A bench of Justices Surya Kant and Joymalya Bagchi that this court had previously in 2016 directed restoration of land to the original landowners/cultivators by the state within a period of 12 weeks.
The court noticed the apex court's 2016 verdict in Kedar Nath Yadav's case that quashed the land acquisition proceedings for establishing the manufacturing plant of Tata Motors.
The bench said the 2016 judgement was anchored on the premise that the acquisition disproportionately affected vulnerable communities lacking financial resources and institutional access to challenge governmental action.
Giving a relief to the West Bengal government, the bench said, "Extraordinary judicial intervention is warranted when systemic barriers prevent certain classes from accessing ordinary remedies, not when parties possess adequate means to vindicate their rights. Relief conceived to prevent impoverishment among the disadvantaged cannot extend to commercial enterprises with financial capacity and institutional sophistication."
The West Bengal government challenged the Calcutta High Court order of October 11, 2018 that had directed the state to restore 28 bighas of land, including all structures, to M/s Santi Ceramics Private Limited, which was operating a manufacturing facility in Singur for the production of ceramic electrical insulators prior to the 2006 land acquisition process for Tata's Nano project.

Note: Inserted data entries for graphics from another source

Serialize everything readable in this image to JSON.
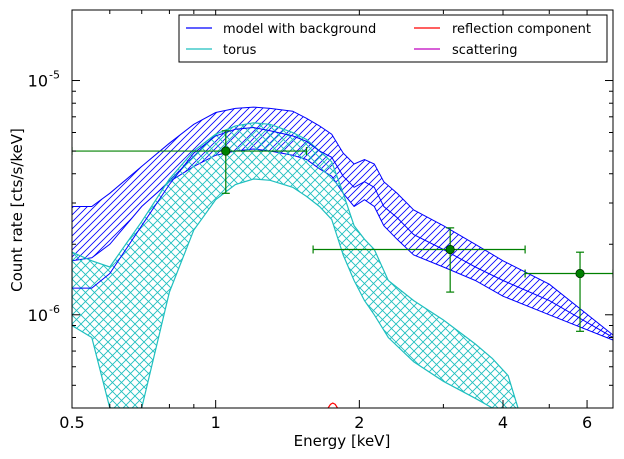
{
  "chart_data": {
    "type": "line",
    "xlabel": "Energy [keV]",
    "ylabel": "Count rate [cts/s/keV]",
    "xscale": "log",
    "yscale": "log",
    "xlim": [
      0.5,
      6.8
    ],
    "ylim": [
      4e-07,
      2e-05
    ],
    "xticks": [
      {
        "value": 0.5,
        "label": "0.5"
      },
      {
        "value": 1,
        "label": "1"
      },
      {
        "value": 2,
        "label": "2"
      },
      {
        "value": 4,
        "label": "4"
      },
      {
        "value": 6,
        "label": "6"
      }
    ],
    "yticks": [
      {
        "value": 1e-06,
        "base": "10",
        "exp": "-6"
      },
      {
        "value": 1e-05,
        "base": "10",
        "exp": "-5"
      }
    ],
    "legend_position": "top-right",
    "legend": [
      {
        "label": "model with background",
        "color": "#0000ff"
      },
      {
        "label": "reflection component",
        "color": "#ff0000"
      },
      {
        "label": "torus",
        "color": "#1fbfbf"
      },
      {
        "label": "scattering",
        "color": "#bf00bf"
      }
    ],
    "colors": {
      "model": "#0000ff",
      "torus": "#1fbfbf",
      "reflection": "#ff0000",
      "scattering": "#bf00bf",
      "data": "#008000"
    },
    "model_band": {
      "x": [
        0.5,
        0.55,
        0.6,
        0.7,
        0.8,
        0.9,
        1.0,
        1.1,
        1.2,
        1.3,
        1.45,
        1.55,
        1.65,
        1.75,
        1.85,
        1.95,
        2.05,
        2.15,
        2.25,
        2.4,
        2.6,
        3.0,
        3.5,
        4.0,
        5.0,
        6.8
      ],
      "upper": [
        2.9e-06,
        2.9e-06,
        3.3e-06,
        4.3e-06,
        5.4e-06,
        6.5e-06,
        7.3e-06,
        7.6e-06,
        7.7e-06,
        7.6e-06,
        7.4e-06,
        6.9e-06,
        6.4e-06,
        5.9e-06,
        4.9e-06,
        4.4e-06,
        4.6e-06,
        4.4e-06,
        3.7e-06,
        3.3e-06,
        2.8e-06,
        2.4e-06,
        2e-06,
        1.7e-06,
        1.35e-06,
        8.2e-07
      ],
      "lower": [
        1.7e-06,
        1.75e-06,
        2e-06,
        2.9e-06,
        3.7e-06,
        4.3e-06,
        4.8e-06,
        5e-06,
        5.1e-06,
        5e-06,
        4.8e-06,
        4.6e-06,
        4.2e-06,
        3.9e-06,
        3.3e-06,
        2.9e-06,
        3.1e-06,
        2.9e-06,
        2.4e-06,
        2.1e-06,
        1.8e-06,
        1.6e-06,
        1.4e-06,
        1.2e-06,
        1e-06,
        7.8e-07
      ],
      "mid": [
        1.3e-06,
        1.3e-06,
        1.5e-06,
        2.4e-06,
        3.6e-06,
        4.9e-06,
        5.8e-06,
        6.2e-06,
        6.3e-06,
        6.1e-06,
        5.8e-06,
        5.5e-06,
        5e-06,
        4.7e-06,
        3.9e-06,
        3.5e-06,
        3.7e-06,
        3.5e-06,
        2.9e-06,
        2.6e-06,
        2.2e-06,
        1.9e-06,
        1.6e-06,
        1.4e-06,
        1.15e-06,
        8e-07
      ]
    },
    "torus_band": {
      "x": [
        0.5,
        0.55,
        0.6,
        0.7,
        0.8,
        0.9,
        1.0,
        1.1,
        1.2,
        1.3,
        1.45,
        1.55,
        1.65,
        1.75,
        1.85,
        1.95,
        2.05,
        2.15,
        2.3,
        2.6,
        3.0,
        3.5,
        3.8,
        4.1,
        4.3
      ],
      "upper": [
        1.85e-06,
        1.7e-06,
        1.6e-06,
        2.5e-06,
        3.8e-06,
        5e-06,
        5.9e-06,
        6.4e-06,
        6.6e-06,
        6.5e-06,
        6e-06,
        5.6e-06,
        5e-06,
        4.5e-06,
        3.3e-06,
        2.4e-06,
        2.1e-06,
        1.9e-06,
        1.4e-06,
        1.15e-06,
        9.5e-07,
        7.5e-07,
        6.5e-07,
        5.5e-07,
        4e-07
      ],
      "lower": [
        9e-07,
        8e-07,
        4e-07,
        4e-07,
        1.25e-06,
        2.3e-06,
        3.1e-06,
        3.6e-06,
        3.8e-06,
        3.75e-06,
        3.5e-06,
        3.2e-06,
        2.9e-06,
        2.55e-06,
        1.8e-06,
        1.4e-06,
        1.15e-06,
        1e-06,
        8e-07,
        6.3e-07,
        5.2e-07,
        4.4e-07,
        4e-07,
        4e-07,
        4e-07
      ]
    },
    "data_points": [
      {
        "x": 1.05,
        "y": 5e-06,
        "xlo": 0.5,
        "xhi": 1.55,
        "ylo": 3.3e-06,
        "yhi": 6.1e-06
      },
      {
        "x": 3.1,
        "y": 1.9e-06,
        "xlo": 1.6,
        "xhi": 4.45,
        "ylo": 1.25e-06,
        "yhi": 2.35e-06
      },
      {
        "x": 5.8,
        "y": 1.5e-06,
        "xlo": 4.45,
        "xhi": 6.8,
        "ylo": 8.5e-07,
        "yhi": 1.85e-06
      }
    ],
    "reflection_bump": {
      "x": [
        1.72,
        1.74,
        1.76,
        1.78,
        1.8
      ],
      "y": [
        4e-07,
        4.15e-07,
        4.2e-07,
        4.15e-07,
        4e-07
      ]
    }
  }
}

The bench, which set aside the high court order, said the remedy provided by this court addressed the structural vulnerability as the apex court in 2016 identified poor agricultural workers as the weakest sections of society.
"Subsistence farmers dependent entirely on inherited land face destitution when acquisition bypasses mandatory safeguards— they possess no alternative livelihood, lack resources to navigate administrative procedures or afford prolonged litigation. The remedy provided by this court addressed this structural vulnerability," it said.
The bench further said that Santi Ceramics, despite possessing financial resources and institutional access, never pursued the appellate remedies available under the law and accepted the entire compensation amount of around Rs 14 lakh without protest and remained passive while farmers pursued litigation for over a decade.
After having chosen not to contest the acquisition through available statutory mechanisms, respondent No. 1 now seeks the same relief that was granted to disadvantaged communities through PIL— a classic free-rider problem that judicial remedies cannot encourage, the bench said.
"Permitting industrial entities to claim restoration benefits from litigation they chose not to pursue would establish an undesirable precedent," the bench said.
The court held such an approach would incentivize strategic inaction, encouraging parties to remain dormant during protracted litigation only to emerge as claimants after favourable outcomes are secured by others.
"This would undermine both the targeted nature of remedial relief and the fundamental principle that legal benefits flow from active pursuit of remedies, not passive opportunism," the bench said.
The court also noted nearly two decades have elapsed since the acquisition. Following TATA Motors' withdrawal of the project in 2010, the acquired land vested back with the appellants free from all encumbrances.